Wie aus dem Nichts brachen die Aktien-Indizes an der Wall-Street am 6. Mai 2010 dramatisch ein und erholten sich genauso schnell wieder. Innerhalb weniger Minuten rutschte der S&P 500 um 6 Prozent in den Keller, während der Dow Jones mit einem Kurseinbruch von 1.000 Punkten (minus 9 Prozent) den bislang größten (Punkte-) Verlust aller Zeiten verbuchen musste. Noch härter erwischte es einzelne Aktien, Papiere von Procter & Gamble brachen bspw. um 47 Prozent ein und andere Titel – darunter die Aktie von Accenture – befanden sich zeitweise auf Penny-Stock Niveau. Dabei verschwanden kurzzeitig 862 Milliarden US-Dollar an Börsenwert vom Parkett. Das Handelsvolumen in der Zeit von 14:40 bis 14:50 Uhr entsprach mit 1,3 Milliarden Aktien dem Sechsfachen des Durchschnitts. Binnen weniger Minuten erholten sich die Kurse jedoch wieder, sodass der Dow Jones den turbulenten Handelstag mit einem Minus von 3,2 Prozent abschließen konnte.



 

Auf der Suche nach Ursachen des Flash-Crashs tappten SEC (United States Securities and Exchange Commission) und Marktbetreiber lange im Dunkeln. Erst am 30. September 2010 gelang man in einem gemeinsamen Bericht zu dem Ergebnis, dass es bei diesem Crash zu einer Liquiditätskrise gekommen sei, als ein einzelner Händler im Rahmen von Absicherungsgeschäften Kontrakte im Wert von 4,1 Milliarden US-Dollar computergesteuert verkauft habe und damit einen Dominoeffekt auslöste. Als Konsequenz auf den Flash-Crash führte die US-Börsenaufsicht ein neues Sicherungssystem ein.
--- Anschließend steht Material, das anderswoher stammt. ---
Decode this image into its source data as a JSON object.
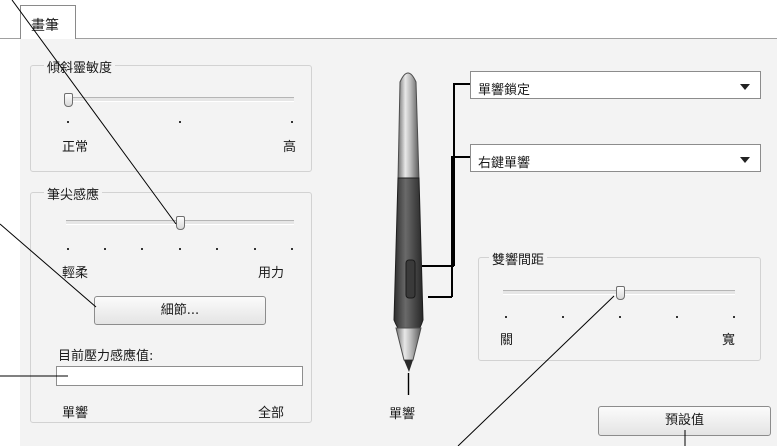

Dabei werden Aktien sofort vom Handel ausgesetzt, wenn sich der Kurs innerhalb fünf Minuten um mehr als zehn Prozent verändert.

 

Wirecard-Spekulation

Mit gezielten Kursmanipulationen und Spekulationen auf Wirecard und andere Aktien soll ein Betrügernetzwerk laut Staatsanwaltschaft mindestens 16,7 Millionen Euro erzielt haben. Dabei wird Fondsmanagern der Privatbank Sal. Oppenheim und Mitarbeitern der Schutzgemeinschaft der Kapitalanleger (SdK) vorgeworfen, Aktien und Optionen verschiedener Unternehmen erworben zu haben. Anschließend soll durch gezielte Veröffentlichungen in Börsenbriefen sowie Webseiten und Internetforen versucht worden sein, die Kurse zu beeinflussen um dann abzukassieren.



 

Allein mit der Attacke auf den Münchner Dienstleister Wirecard soll das Netzwerk einen Gesamtgewinn von 5,8 Millionen Euro ergaunert haben. Dabei wurde Wirecard im Umfeld der Hauptversammlung falsche, bzw. irreführende Bilanzierung vorgeworfen. Der Münchner Dienstleister Wirecard wies alle Anschuldigungen zurück und sprach von einer gezielten Kampagne einiger Leerverkäufer, die auf fallende Kurse bei der Aktie spekuliert haben sollen. Dennoch brach die Aktie nach Verbreitung der Negativ-Meldungen um fast siebzig Prozent ein. Ende Juni 2008 erstattete Wirecard Anzeige bei der Staatsanwaltschaft gegen Fondsmananger der Privatbank Sal. Oppenheim und Mitarbeiter der SdK. Die Drahtzieher des Netzwerks, Markus Straub und Tobias Bosler wurden zu zwei, bzw. drei Jahren Haft und Geldstrafen verurteilt.